In the middle of 2020, I began work on an appliquéd banner of my arms, using a large scrap of green wool (from Ysabeau’s cloak) and scraps of gold and white silk. I handsewed the tube to fit around a hanging rod, wove the strap for hanging out of silk, started embroidering the lozenges for my device, and then… let it languish for a year.
After regarding the banner for a long time, I realized I’d made the base too big for regular usage. Mostly, I was annoyed that I couldn’t hang it well on a door (way too big) and that, for most of the year, the pole was smashing into the doorjamb. I also had the opportunity to see several other people’s banners, which gave me a better sense of what worked (and that my original was incredibly large). I also used several people’s banners to decorate shared space, so I had a better sense for what strap configurations worked (or didn’t).
So, I cut the background down, fixed the tube, cut down the rod, and sanded small divots into the rod for the strap. While I previously had just tied on the strap, this time I sewed it down, with both a wide hanging loop and two smaller loops that could be attached to something else (versatility!). Then, I set down to complete the rest of the embroidery and applique. The lozenges were split-stitch embroidered with faux-silver thread in a knotwork pattern of my design. The horse’s design was adapted from a horse on the Sutton Hoo helmet, embroidered with a combination of satin and chain stitch. The horse and the lozenges were made of one layer of silk and one layer of linen for stability separate from the base, and then sewn on after.
And, because I’m extra, I covered up the applique stitches with chain stitch embroidery on the reverse/wrong side.
While the banner isn’t perfect (it definitely needs a lot of steaming and hanging to stretch out some of the wrinkles!), I’m glad that it’s done, and I’m looking forward to displaying it in 2022.

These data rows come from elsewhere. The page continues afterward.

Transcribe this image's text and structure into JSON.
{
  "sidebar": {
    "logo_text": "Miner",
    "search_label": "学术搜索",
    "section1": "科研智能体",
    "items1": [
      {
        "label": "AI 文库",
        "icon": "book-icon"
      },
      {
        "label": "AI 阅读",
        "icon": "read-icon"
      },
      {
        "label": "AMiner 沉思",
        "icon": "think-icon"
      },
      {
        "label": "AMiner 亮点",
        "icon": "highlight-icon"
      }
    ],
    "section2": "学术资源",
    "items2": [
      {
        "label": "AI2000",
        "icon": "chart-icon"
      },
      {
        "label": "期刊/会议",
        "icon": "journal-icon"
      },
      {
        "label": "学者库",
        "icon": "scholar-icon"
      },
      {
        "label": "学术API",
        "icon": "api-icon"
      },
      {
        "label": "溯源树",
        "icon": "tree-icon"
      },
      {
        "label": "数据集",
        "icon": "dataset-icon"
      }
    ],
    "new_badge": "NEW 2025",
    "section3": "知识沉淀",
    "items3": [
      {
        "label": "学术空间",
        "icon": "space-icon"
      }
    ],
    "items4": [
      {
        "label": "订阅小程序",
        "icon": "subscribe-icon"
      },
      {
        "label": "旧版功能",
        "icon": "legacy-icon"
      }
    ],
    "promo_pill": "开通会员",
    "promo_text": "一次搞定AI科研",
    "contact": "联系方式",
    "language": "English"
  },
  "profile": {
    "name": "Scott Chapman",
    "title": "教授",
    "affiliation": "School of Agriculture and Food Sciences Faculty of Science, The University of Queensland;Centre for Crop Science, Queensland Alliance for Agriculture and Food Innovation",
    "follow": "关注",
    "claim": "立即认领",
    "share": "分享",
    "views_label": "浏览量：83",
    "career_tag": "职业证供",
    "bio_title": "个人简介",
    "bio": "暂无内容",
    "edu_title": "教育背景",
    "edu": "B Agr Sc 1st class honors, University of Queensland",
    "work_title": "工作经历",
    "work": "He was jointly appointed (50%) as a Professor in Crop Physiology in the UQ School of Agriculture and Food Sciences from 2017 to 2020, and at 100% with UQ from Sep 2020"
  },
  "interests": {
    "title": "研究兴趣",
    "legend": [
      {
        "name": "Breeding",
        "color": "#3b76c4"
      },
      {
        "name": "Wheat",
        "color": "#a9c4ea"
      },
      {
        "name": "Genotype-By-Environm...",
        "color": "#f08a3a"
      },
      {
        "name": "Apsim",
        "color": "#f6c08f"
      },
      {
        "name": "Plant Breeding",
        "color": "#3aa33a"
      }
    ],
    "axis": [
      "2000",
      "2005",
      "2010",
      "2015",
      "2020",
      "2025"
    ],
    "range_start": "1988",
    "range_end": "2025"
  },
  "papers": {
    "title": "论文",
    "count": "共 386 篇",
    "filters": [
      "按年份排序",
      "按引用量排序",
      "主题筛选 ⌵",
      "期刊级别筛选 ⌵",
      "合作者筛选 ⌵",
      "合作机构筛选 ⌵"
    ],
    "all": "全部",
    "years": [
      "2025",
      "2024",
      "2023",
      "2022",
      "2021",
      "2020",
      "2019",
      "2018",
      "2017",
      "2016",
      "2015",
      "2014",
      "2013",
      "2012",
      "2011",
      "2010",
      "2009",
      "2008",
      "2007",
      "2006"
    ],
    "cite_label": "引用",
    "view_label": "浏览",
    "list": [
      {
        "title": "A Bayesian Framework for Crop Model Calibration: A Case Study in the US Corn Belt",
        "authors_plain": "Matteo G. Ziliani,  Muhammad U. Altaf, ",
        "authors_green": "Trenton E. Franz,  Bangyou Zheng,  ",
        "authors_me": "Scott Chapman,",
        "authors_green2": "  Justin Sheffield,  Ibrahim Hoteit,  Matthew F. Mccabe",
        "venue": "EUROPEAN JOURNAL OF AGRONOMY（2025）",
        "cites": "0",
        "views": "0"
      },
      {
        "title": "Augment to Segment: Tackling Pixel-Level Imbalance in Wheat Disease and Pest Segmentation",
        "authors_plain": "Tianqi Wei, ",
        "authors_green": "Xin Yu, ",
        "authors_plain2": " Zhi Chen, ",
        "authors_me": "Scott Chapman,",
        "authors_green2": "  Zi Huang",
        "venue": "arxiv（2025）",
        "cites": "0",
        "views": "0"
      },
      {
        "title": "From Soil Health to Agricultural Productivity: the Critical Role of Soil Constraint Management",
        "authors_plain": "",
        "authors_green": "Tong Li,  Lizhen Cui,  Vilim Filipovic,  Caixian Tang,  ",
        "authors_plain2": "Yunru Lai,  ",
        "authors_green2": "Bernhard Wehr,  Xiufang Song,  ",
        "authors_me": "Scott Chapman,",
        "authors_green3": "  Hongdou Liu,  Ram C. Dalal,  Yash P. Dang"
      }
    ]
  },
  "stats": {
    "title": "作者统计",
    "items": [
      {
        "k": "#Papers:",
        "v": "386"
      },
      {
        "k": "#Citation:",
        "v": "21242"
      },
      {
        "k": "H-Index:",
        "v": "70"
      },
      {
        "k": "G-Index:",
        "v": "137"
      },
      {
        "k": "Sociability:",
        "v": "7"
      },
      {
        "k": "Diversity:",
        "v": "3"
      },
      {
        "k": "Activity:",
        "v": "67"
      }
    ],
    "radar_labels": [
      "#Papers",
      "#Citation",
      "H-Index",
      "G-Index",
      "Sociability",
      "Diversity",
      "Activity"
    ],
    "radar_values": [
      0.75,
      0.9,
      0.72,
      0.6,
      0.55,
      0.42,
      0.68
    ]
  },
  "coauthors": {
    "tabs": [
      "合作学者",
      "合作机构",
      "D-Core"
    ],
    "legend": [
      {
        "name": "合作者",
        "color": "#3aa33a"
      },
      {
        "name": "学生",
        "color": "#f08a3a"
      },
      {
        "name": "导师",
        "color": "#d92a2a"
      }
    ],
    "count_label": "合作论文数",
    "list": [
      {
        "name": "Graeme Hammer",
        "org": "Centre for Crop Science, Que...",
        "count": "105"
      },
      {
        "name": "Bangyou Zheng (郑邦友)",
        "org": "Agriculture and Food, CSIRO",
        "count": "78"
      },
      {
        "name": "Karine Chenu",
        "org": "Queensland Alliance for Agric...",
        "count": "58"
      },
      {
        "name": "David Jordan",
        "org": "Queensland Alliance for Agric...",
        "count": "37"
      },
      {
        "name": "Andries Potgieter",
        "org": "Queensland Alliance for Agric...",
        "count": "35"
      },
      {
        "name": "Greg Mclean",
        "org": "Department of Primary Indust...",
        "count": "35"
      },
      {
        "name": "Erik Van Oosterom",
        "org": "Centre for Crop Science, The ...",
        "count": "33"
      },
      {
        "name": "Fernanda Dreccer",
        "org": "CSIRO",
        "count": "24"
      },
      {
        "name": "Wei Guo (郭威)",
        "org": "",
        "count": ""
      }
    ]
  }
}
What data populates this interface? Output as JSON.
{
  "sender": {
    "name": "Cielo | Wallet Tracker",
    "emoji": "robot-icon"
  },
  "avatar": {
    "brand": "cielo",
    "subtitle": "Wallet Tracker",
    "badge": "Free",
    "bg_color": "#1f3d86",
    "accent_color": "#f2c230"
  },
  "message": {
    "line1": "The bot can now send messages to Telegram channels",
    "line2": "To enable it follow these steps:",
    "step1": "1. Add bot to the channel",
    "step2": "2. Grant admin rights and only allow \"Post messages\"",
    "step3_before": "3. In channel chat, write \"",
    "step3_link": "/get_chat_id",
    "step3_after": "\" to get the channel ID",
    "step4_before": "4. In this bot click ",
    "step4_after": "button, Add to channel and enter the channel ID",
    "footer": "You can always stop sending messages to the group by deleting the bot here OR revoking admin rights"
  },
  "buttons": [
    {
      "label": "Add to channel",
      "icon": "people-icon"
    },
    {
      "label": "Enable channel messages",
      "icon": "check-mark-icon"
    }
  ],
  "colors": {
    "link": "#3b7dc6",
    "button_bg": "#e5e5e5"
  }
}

In December 2020, Korrin Valravn arranged a “Secret Shiremate” exchange for our shire. I was excited to receive Ollam Ruaidhri an Cu, a lovely man, dear friend, and fellow bard, as my secret shiremate. We had four exchanges, and in no particular order, I wanted to share three of the things that I made (the fourth were cookies, and there is no evidence left of them).
Ollam Ruaidhri is a generous and crafty person, so I wove multiple yardages of inkle weaving, for him to use or gift (or both) as he saw fit.
The final bands are silk in shire colors (white and green), a semi-symmetrical narrrow weave in wool, a wide and long asymmetrical weave in wool, and a symmetrical weave in wool. I used some of the same wools in all three woolen weaves, which was a fun way to demonstrate the different effects you could create based on warping patterns.
In the survey we had to fill out, Ruaidhri also indicated that he did not have a shire token (!!) and that he liked practical items that fit in a pouch. Obviously, the answer was that he needed handkerchiefs with the shire populace badge.
The handkerchiefs are hand-hemmed linen embroidered with silk. I tried two different techniques for these to create both an outlined and a filled-in badge.
When Baron Hamish MacLeod found out that his wife, Baroness Ysabeau ferch Gwalchaved, was going to be surprised with her Laurel at Bright Hills Baronial Birthday in February 2020, he asked me to create her Laurel cloak. Now-Mistress Ysabeau is a spinner, weaver, and sewer who handsewed garb for one of her first events 32 years ago (in a time and place when handsewn garb was actually looked down on — how far we have come!) so I knew I had to pull out all the stops I had.
In fall 2019, I wanted to improve my embroidery, so I drew a knotwork design that I decided to fill using a combination of satin stitch and split stitch. While the knotwork has finally been completed, I still have yet to decide what I’m going to sew it on to.